Quantcast

Public fed up with gov’t dysfunction

Can you see it? It’s anxiety on people’s faces as they sense their economic well-being slipping away.

Can you feel it? It’s fear, deeply rooted, that the digital world is passing them by, that its language and institutions are things they cannot understand.

Can you hear it? It’s a scream in the dark, stoked by the steady drumbeat of public corruption and the feeling that their elected officials are not watching out for them.
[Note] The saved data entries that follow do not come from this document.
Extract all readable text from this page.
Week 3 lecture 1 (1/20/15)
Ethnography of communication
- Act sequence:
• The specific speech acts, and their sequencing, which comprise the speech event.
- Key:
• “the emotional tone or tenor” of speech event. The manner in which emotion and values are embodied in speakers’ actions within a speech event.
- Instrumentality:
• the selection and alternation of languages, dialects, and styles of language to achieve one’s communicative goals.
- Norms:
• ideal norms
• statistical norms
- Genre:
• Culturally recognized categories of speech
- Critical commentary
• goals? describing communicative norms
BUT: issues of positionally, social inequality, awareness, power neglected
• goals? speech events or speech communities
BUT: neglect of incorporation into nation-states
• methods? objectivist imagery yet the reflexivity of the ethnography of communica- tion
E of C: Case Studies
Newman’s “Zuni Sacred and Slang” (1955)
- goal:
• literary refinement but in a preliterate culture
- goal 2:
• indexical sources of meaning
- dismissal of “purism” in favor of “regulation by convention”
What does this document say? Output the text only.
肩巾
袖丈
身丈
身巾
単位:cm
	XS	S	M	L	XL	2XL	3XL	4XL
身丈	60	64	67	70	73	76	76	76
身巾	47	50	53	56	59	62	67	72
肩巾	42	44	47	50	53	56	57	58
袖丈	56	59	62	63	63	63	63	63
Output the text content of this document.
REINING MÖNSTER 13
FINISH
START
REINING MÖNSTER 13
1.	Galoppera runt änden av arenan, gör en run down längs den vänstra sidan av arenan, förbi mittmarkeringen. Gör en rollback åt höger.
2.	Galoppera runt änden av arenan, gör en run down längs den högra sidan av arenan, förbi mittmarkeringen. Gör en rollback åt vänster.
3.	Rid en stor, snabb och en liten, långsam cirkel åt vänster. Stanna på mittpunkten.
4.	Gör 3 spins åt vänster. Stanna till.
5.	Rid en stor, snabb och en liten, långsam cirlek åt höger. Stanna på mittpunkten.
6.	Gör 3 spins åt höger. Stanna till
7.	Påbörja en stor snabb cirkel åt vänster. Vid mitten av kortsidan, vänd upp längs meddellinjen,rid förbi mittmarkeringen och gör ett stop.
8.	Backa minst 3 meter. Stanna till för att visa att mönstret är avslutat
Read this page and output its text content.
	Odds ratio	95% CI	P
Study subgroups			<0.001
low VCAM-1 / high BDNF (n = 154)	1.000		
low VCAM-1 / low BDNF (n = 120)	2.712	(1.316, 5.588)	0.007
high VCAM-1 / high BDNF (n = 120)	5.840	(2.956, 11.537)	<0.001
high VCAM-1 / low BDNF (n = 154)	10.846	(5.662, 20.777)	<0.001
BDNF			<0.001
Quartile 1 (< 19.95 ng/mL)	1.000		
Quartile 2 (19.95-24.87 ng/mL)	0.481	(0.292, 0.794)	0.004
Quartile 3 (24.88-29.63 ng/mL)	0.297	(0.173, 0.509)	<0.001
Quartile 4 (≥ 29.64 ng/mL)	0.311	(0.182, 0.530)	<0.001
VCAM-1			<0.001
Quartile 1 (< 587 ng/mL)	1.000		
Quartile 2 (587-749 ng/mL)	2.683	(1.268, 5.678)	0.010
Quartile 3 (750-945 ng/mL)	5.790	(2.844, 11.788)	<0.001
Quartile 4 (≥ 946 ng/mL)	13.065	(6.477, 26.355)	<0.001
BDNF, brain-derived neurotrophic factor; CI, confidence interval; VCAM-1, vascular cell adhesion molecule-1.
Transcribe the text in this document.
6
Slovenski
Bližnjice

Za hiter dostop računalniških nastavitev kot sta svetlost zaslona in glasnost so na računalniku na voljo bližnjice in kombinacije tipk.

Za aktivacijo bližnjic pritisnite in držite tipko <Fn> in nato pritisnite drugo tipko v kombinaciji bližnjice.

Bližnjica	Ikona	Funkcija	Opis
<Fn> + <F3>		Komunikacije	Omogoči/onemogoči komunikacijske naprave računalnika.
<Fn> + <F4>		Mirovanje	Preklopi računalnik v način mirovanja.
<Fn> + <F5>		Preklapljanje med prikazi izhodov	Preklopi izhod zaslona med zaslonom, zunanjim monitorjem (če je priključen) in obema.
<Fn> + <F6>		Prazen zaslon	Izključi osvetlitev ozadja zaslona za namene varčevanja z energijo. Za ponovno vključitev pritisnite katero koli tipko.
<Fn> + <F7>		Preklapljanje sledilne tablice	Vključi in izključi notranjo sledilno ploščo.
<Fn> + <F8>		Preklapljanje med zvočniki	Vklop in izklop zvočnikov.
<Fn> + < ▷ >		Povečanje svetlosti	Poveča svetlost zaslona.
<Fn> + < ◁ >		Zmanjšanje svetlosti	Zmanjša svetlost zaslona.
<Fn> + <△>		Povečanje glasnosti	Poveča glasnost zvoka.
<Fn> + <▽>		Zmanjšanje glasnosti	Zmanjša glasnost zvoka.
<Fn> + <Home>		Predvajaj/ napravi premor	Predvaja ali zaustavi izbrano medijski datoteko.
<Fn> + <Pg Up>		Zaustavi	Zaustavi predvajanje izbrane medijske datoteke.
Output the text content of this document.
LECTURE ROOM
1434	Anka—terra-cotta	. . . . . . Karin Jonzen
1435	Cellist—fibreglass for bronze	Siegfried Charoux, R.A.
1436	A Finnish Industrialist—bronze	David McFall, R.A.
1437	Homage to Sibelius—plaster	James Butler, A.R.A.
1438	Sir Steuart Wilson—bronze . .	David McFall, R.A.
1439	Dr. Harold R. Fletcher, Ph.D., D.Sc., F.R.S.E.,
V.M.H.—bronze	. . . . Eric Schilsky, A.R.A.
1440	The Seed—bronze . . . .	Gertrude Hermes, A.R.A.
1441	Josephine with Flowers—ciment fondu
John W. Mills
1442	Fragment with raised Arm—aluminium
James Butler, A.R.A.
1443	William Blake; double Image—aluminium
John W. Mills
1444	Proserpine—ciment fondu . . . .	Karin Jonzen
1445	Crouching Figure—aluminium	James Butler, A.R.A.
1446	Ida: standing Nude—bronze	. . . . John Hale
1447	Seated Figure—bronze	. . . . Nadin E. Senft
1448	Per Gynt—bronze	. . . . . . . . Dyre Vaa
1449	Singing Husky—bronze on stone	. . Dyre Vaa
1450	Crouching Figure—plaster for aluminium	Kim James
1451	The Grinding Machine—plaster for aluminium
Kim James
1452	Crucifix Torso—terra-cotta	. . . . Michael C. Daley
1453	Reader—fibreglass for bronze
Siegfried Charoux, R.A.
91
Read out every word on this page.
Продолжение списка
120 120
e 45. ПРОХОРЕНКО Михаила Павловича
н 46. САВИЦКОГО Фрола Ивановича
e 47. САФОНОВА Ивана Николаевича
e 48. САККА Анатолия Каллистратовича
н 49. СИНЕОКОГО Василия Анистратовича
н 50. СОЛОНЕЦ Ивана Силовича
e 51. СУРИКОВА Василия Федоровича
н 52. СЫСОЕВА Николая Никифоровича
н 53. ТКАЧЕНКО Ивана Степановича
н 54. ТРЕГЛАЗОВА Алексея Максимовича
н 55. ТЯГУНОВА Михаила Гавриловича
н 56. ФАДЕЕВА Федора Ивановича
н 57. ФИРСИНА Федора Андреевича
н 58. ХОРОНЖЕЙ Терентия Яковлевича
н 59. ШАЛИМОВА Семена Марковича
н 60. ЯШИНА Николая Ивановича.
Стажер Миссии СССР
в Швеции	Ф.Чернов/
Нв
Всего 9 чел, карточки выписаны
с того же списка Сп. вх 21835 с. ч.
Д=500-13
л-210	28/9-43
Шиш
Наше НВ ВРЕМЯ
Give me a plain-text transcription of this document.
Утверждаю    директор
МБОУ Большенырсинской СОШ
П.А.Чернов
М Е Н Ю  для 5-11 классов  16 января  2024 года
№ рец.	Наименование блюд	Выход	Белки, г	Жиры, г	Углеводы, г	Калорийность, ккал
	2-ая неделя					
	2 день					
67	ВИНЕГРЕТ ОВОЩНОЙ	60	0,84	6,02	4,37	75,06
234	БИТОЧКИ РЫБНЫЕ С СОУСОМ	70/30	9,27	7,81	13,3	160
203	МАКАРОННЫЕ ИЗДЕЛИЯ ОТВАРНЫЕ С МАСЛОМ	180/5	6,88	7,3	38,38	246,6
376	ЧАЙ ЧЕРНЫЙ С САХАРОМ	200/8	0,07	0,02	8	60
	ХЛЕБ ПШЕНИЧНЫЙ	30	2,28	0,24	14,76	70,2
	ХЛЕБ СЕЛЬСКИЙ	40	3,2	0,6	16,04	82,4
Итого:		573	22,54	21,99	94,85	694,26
Dissatisfaction with politics and politicians is swelling, and that profound discontent is what’s playing out in the 2016 presidential race. Sen. Bernie Sanders and billionaire developer Donald Trump have emerged as the middle fingers of American politics. Seen as outsiders, they’re drawing attention as they tap into our anger and our angst.

Hillary Clinton and Jeb Bush are the insiders, unable to relate to the rest of us. Clinton is shackled by her family foundation, a multimillion-dollar nexus of government and business, and an email controversy that reminds us she plays by her own rules. Bush is viewed as the epitome of crony capitalism after making millions as an adviser to Lehman Brothers and Barclays. They were seen as parts of a banking system that drove our economy into the ground before being rescued by a huge government bailout.

The alienation people feel is bipartisan and it’s everywhere. It’s 10 state legislators forced out of office on various charges and convictions since 2012, such as Malcolm Smith of Queens. It’s the federal corruption indictment of former Assembly Speaker Sheldon Silver of Manhattan, and his defense attorneys saying that what prosecutors call corruption is really just the way government works in Albany.

The incidents are part of a larger fabric cloaking our political scene like a moth-eaten suit. People on the outside see a system gamed by those in it at the public’s expense.

Many officials do walk a straight line. And, yes, some of what goes on might not be illegal. But it is wrong.

Politics has long been a bit of a friends-and-family enterprise. But in tough times, when so many folks are struggling, it feels like the tipping point is near. People are rejecting business as usual. And they’ve started screaming.